Selbst Hochschulpolitiker im Deutschen Bundestag wussten laut NDR bislang nichts über diese besondere transatlantische Forschungskooperation und kritisieren sie heftig. "Hochschulen sind staatliche Einrichtungen", sagt Swen Schulz, hochschulpolitischer Sprecher der SPD. Da sie vom Grundsatz her staatlich finanziert sind, gelte: "Wenn sie anderswo irgendwo Drittmittel einwerben, Kooperationen eingehen, dann hat die Öffentlichkeit das Recht zu erfahren, mit wem sie kooperieren. Was wird gemacht und wie viel Geld fließt?"

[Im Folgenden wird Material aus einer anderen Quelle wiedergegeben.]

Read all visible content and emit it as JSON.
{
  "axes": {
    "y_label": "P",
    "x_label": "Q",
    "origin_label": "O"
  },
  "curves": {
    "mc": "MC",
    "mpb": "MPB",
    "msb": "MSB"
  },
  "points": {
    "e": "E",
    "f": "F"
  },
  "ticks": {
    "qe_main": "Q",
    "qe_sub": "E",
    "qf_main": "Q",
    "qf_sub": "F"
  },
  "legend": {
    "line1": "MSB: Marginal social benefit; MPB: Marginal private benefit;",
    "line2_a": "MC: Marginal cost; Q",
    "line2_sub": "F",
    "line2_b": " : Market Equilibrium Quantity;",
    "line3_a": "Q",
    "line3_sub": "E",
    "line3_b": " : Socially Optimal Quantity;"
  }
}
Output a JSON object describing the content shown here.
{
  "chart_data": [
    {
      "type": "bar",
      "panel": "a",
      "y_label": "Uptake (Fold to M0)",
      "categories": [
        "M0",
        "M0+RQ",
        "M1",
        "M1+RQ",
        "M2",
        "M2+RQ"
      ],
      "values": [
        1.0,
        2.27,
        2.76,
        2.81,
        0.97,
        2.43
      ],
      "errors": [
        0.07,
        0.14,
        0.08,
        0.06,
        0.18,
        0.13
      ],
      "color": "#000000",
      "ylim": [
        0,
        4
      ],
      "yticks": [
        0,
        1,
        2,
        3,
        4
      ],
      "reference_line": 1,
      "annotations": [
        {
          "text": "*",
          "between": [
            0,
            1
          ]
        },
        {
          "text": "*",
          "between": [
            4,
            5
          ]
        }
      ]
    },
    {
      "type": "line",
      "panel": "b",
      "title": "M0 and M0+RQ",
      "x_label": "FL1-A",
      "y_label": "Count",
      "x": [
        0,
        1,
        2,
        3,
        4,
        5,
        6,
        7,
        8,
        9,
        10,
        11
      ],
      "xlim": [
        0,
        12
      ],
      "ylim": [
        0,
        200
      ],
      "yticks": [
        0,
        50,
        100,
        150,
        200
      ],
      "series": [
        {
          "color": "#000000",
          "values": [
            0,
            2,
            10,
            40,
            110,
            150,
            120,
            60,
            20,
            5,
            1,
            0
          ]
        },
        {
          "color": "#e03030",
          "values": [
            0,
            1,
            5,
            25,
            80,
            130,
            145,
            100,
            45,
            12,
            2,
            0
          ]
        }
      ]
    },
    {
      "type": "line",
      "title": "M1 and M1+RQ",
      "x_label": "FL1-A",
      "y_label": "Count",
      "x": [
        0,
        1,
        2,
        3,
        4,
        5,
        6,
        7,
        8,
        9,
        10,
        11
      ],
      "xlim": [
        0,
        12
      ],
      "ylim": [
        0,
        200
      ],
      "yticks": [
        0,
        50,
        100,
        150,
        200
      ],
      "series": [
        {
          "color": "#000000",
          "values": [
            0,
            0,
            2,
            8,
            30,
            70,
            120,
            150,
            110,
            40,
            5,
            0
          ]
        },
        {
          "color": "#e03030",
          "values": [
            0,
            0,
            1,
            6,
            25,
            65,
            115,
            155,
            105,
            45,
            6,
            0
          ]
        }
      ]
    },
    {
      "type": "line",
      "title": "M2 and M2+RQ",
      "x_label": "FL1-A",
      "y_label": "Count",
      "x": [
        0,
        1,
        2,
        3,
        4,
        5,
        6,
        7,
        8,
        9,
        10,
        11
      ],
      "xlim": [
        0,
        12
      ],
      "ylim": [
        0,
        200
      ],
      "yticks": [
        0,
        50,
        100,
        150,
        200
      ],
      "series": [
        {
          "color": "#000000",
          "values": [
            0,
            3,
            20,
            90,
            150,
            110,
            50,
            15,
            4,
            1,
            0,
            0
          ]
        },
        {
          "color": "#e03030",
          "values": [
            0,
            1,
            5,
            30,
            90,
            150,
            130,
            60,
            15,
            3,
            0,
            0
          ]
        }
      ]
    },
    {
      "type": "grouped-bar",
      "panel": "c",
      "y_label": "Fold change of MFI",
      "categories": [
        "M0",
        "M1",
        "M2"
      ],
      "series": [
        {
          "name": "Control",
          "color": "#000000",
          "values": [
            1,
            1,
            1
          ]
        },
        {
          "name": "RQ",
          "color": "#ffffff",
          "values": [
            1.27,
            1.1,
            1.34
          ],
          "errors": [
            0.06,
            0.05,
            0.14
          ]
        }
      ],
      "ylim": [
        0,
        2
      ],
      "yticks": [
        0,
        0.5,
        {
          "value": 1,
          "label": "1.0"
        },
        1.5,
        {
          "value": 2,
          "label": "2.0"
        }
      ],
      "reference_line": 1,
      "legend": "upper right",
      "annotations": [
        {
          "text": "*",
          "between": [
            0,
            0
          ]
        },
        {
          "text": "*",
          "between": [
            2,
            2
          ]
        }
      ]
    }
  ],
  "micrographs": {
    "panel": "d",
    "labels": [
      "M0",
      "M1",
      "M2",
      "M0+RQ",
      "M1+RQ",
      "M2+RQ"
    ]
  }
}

Besonders problematisch bewertet Schulz Projekte, bei denen es sich klar um Rüstungsforschung handelt. So beschäftigten sich Wissenschaftler der Universität Marburg im Auftrag der US-Luftwaffe damit, Drohnen und "präzisionsgelenkte Munition" zu verbessern. Das Fraunhofer-Institut für Kurzzeitdynamik forschte mit US-Geldern an neuartigen Sprengköpfen.
Einen Verstoß gegen ihre Zivilklauseln sehen die Hochschulen offenbar nicht. So erklärte die Universität Bremen, ein US-finanziertes Satellitenforschungsprojekt diene der Grundlagenforschung und sei mit der Zivilklausel vereinbar.
Das bayerische Wissenschaftsministerium sagt dazu: Es sei zu begrüßen, wenn die Unis Drittmittel bekämen. Das Einwerben von Geld speziell beim US-Ministerium werde allerdings nicht eigens gefördert, noch gefordert.
Der Bundestag beschäftigt sich am Donnerstag in seiner Sondersitzung mit den Aktivitäten von US-Geheimdiensten und -Militär in Deutschland. Anlass sind die Recherchen des Projekts "Geheimer Krieg" des NDR und der Süddeutschen Zeitung.
Die Fraktion der Grünen hatte den Punkt auf die Tagesordnung setzen lassen. Sie fordert Aufklärung über die jüngsten Vorwürfe und verlangt konkrete Antworten der Bundesregierung im Rahmen einer 90-minütigen Fragestunde.